The principal part of the body and the root of the spinal cord is the brain, in which is found the ruling power. And what is left over from the brain, like something poured out, flows through the spinal column and is given out to semen and generation.[5]

The same circuit can be observed in Arcana 13.

Nicolas Conver, Arcana 13, 1760 (internal plant highlighted).

It starts from the neck at the base of the head, runs down along the spinal cord in the marrow, then joins the red bulb whose roots push into the pelvis, which is linked to a pointed shape at groin level, most likely a stylized penis. The fact that this internal structure looks like a plant is perfectly consistent with Ficino’s words describing the reproductive system as a living being inserted into us, as the Latin word insero used here should be understood in its horticultural sense (the action of grafting a plant). This image is derived from Plotinus, who had written that man is in some ways a plant because he has a body that grows and engenders.[6] Ficino gives this idea a very concrete meaning. According to him, inside the human body lies a vegetative system whose functions are body growth and reproduction. This system appears to have been highlighted in blue and red in the back of the skeleton in Arcana 13 in the Tarot of Marseille.

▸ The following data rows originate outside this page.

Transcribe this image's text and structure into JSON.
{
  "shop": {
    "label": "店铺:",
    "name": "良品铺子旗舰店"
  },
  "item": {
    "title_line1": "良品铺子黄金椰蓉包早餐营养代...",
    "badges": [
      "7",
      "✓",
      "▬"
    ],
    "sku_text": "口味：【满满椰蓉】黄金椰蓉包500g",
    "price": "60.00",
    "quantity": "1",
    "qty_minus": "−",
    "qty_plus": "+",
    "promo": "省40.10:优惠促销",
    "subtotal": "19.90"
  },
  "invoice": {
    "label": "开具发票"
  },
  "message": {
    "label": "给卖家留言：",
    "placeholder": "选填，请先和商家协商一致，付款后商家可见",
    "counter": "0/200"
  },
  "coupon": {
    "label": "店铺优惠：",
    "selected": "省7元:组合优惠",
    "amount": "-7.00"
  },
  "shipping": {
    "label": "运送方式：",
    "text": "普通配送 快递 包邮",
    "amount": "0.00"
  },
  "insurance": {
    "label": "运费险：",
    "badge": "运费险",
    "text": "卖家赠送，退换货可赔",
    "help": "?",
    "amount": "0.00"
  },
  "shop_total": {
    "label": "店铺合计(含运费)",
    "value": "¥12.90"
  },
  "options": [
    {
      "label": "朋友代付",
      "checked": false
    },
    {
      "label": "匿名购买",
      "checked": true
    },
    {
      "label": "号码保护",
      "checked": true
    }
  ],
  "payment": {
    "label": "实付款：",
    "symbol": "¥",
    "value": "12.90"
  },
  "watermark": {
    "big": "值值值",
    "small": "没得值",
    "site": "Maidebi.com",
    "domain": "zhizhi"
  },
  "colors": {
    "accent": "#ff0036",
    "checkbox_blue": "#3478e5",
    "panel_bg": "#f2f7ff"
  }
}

Thus, the card perfectly reflects the thoughts of Ficino, who believed that in the world, man is composed of an immortal soul linked to a corruptible body.[7] After physical death, with the links between body and soul severed, matter does not return to nothingness, but is recycled, thanks to the life-giving power of nature and to love, “which makes eternal life available to mortal things.”[8] Arcana 13, in all likelihood, is a representation of this perpetual recycling of matter, which, in itself, is eternal. What this card shows is not so much the triumph of death, but the triumph of life.

[1] Ficino, Opera omnia, cit., p. 1484. English translation: Arthur Farndell, All things natural. Ficino on Plato’s Timaeus, London, Shepheard-Walwyn, 2010, p. 166.

[2] Ibidem, translation A. Farndell slightly modified.

[3] Plotinus, Opera omnia. Cum latina Marsilii Ficini interpretatione et commentatione, Basel, Pietro Perna, 1580, p. 281 (facsimile edition by Stéphane Toussaint, Paris, Phénix, 2005).

[4] See Timaeus of Locri, On the Nature of the World and the Soul, edition and translation Thomas H. Tobin, Chico, Scholars Press, 1985. Translation slightly modified.

[5] Timaeus of Locri, On the Nature of the World and the Soul, 100a, cit., p. 54-56.

[6] Plotinus, Enneads, III, 4, 2.

[7] Ficino, Platonic Theology, IX, 7, cit. (Allen), III, p. 103.